Beyond paper, lye is used in textile manufacturing, petroleum refining, aluminum processing, and water treatment. It serves as a pH adjuster in countless processes where a strong alkaline environment is needed. In the paper industry alone, the stages of processing wood pulp require maintaining a pH above 10.5, a level only achievable with strong bases like sodium hydroxide.
Why Lye Is Dangerous
The same property that makes lye useful (dissolving organic matter) makes it extremely hazardous to skin, eyes, and mucous membranes. Concentrated lye decomposes the lipids and proteins in living tissue on contact. A splash can cause deep chemical burns that continue damaging tissue even after the initial exposure, because the lye keeps reacting as it penetrates deeper layers of skin. Eye contact can cause permanent blindness.
Unlike acid burns, which tend to cause immediate, sharp pain, alkali burns from lye can initially feel slippery or soapy rather than painful, because the lye is literally dissolving the oils in your skin. This can delay the realization that a serious injury is happening. If lye contacts skin or eyes, the critical step is immediate, prolonged rinsing with water. Not a quick splash, but continuous flushing for at least 15 to 20 minutes while seeking medical help.
Safe Handling and Storage
Lye should be stored in containers made of compatible materials. High-density polyethylene (HDPE) plastic and stainless steel are standard choices. Aluminum is a poor choice: lye reacts with aluminum aggressively, generating hydrogen gas and heat, which can be explosive in enclosed spaces. Glass can work for small quantities but risks shattering if the solution heats up.
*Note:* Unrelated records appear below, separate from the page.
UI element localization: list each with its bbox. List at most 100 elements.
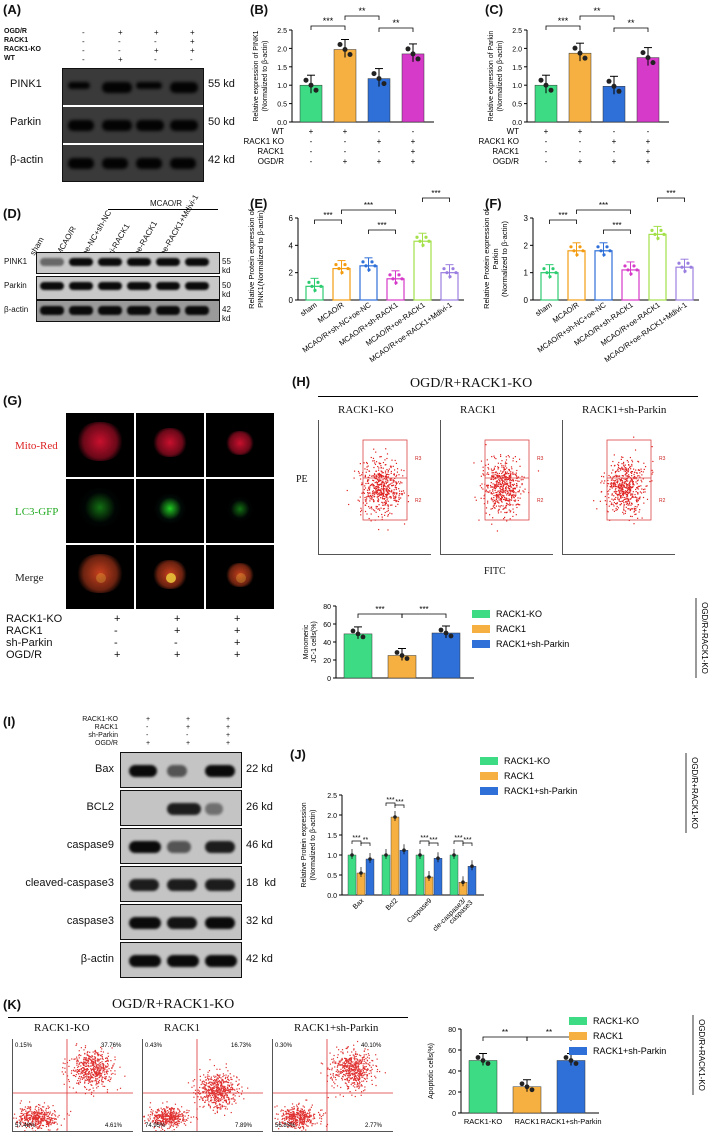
condition-sign: + — [190, 37, 195, 46]
y-axis-label: Relative Protein expression of — [482, 208, 491, 309]
y-tick-label: 1.0 — [277, 83, 287, 90]
condition-label: RACK1 KO — [479, 137, 519, 146]
microscopy-image — [206, 413, 274, 477]
data-point — [399, 653, 405, 658]
plot-title: RACK1 — [164, 1022, 201, 1034]
bar — [413, 240, 432, 301]
molecular-weight: 32 kd — [246, 915, 273, 927]
data-point — [545, 271, 549, 275]
condition-sign: + — [234, 613, 241, 625]
y-axis-label: (Normalized to β-actin) — [310, 810, 317, 881]
x-tick-label: sham — [298, 300, 318, 318]
flow-cytometry-plot: R3 R2 — [440, 420, 553, 555]
y-tick-label: 40 — [448, 1069, 456, 1076]
protein-band — [205, 879, 235, 891]
y-axis-label: Monomeric — [303, 624, 310, 659]
protein-band — [68, 82, 90, 89]
data-point — [340, 270, 344, 275]
condition-sign: + — [154, 46, 159, 55]
x-tick-label: Bcl2 — [385, 897, 400, 912]
scatter-dots: R3 R2 — [593, 436, 666, 525]
data-point — [337, 42, 343, 48]
data-point — [350, 853, 354, 857]
protein-band — [40, 282, 64, 290]
data-point — [415, 235, 419, 239]
condition-sign: + — [578, 127, 583, 136]
data-point — [310, 284, 314, 288]
protein-band — [170, 158, 196, 169]
panel-label: (D) — [3, 206, 22, 221]
significance-label: ** — [546, 1028, 552, 1037]
quadrant-percentage: 7.89% — [235, 1123, 253, 1129]
condition-sign: + — [646, 157, 651, 166]
data-point — [578, 245, 582, 249]
microscopy-image — [136, 413, 204, 477]
legend-label: RACK1+sh-Parkin — [504, 786, 577, 796]
data-point — [680, 265, 684, 269]
data-point — [575, 253, 579, 257]
bar — [343, 633, 373, 679]
condition-sign: + — [612, 137, 617, 146]
bar — [648, 233, 667, 301]
panel-f: (F) 0 1 2 3 Relative Protein expression of Pa… — [475, 188, 709, 378]
molecular-weight: 42 kd — [246, 953, 273, 965]
molecular-weight: 50 kd — [208, 116, 235, 128]
significance-bracket — [545, 25, 581, 30]
condition-label: RACK1 — [257, 147, 284, 156]
condition-sign: - — [613, 127, 616, 136]
microscopy-image — [206, 479, 274, 543]
panel-i: (I) RACK1-KO + + + RACK1- + + sh-Parkin - - + OGD/R… — [0, 712, 290, 1002]
molecular-weight: 46 kd — [246, 839, 273, 851]
data-point — [683, 269, 687, 273]
panel-label: (E) — [250, 196, 268, 211]
quadrant-percentage: 40.10% — [361, 1043, 382, 1049]
significance-label: *** — [431, 189, 440, 198]
significance-label: *** — [419, 605, 428, 614]
bar — [594, 250, 613, 301]
microscopy-image — [66, 413, 134, 477]
data-point — [397, 273, 401, 277]
condition-sign: - — [344, 137, 347, 146]
data-point — [551, 267, 555, 271]
protein-band — [170, 120, 198, 131]
condition-sign: - — [146, 732, 149, 739]
western-blot — [120, 866, 242, 902]
data-point — [342, 47, 348, 53]
cell-signal — [77, 554, 123, 594]
protein-band — [156, 306, 180, 315]
condition-sign: - — [344, 147, 347, 156]
data-point — [606, 78, 612, 84]
protein-band — [205, 803, 223, 815]
y-tick-label: 0 — [289, 296, 294, 305]
protein-band — [40, 306, 64, 315]
data-point — [454, 271, 458, 275]
condition-label: sh-Parkin — [88, 732, 118, 739]
y-axis-label: (Normalized to β-actin) — [497, 41, 504, 112]
significance-bracket — [453, 840, 464, 844]
y-tick-label: 0 — [524, 296, 529, 305]
condition-sign: + — [174, 625, 181, 637]
legend-swatch — [569, 1017, 587, 1025]
y-axis-label: Relative expression of PINK1 — [253, 30, 260, 121]
condition-label: RACK1 — [4, 37, 29, 44]
cell-signal — [77, 488, 123, 528]
data-point — [388, 273, 392, 277]
row-label: Merge — [15, 572, 44, 584]
flow-title: OGD/R+RACK1-KO — [112, 997, 235, 1012]
molecular-weight: 55 kd — [208, 78, 235, 90]
condition-sign: + — [190, 28, 195, 37]
protein-band — [129, 955, 161, 967]
western-blot — [120, 828, 242, 864]
condition-sign: + — [411, 147, 416, 156]
data-point — [569, 245, 573, 249]
condition-label: RACK1-KO — [82, 716, 118, 723]
significance-bracket — [462, 842, 473, 846]
significance-bracket — [549, 219, 577, 224]
quadrant-percentage: 56.83% — [275, 1123, 296, 1129]
panel-d: (D) MCAO/R sham MCAO/R oe-NC+sh-NC si-RACK1… — [0, 193, 240, 333]
gate-label: R2 — [659, 498, 666, 504]
data-point — [448, 633, 454, 639]
significance-bracket — [378, 27, 414, 32]
condition-sign: + — [411, 137, 416, 146]
condition-sign: - — [579, 147, 582, 156]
At concentrations above 30%, lye becomes incompatible with many common container materials. At 50% concentration, even some plastics rated for lower concentrations become unsuitable. Always check the specific concentration against the container’s chemical resistance rating. Store lye in a cool, dry place, sealed tightly, because it readily absorbs moisture and carbon dioxide from the air, which degrades it over time and can cause containers to pressurize.
When mixing lye with water, always add lye to water, never water to lye. Adding water to a concentrated lye mass can cause a violent, spattering exothermic reaction. Adding lye granules slowly to a larger volume of water disperses the heat more safely, though the solution will still get very hot.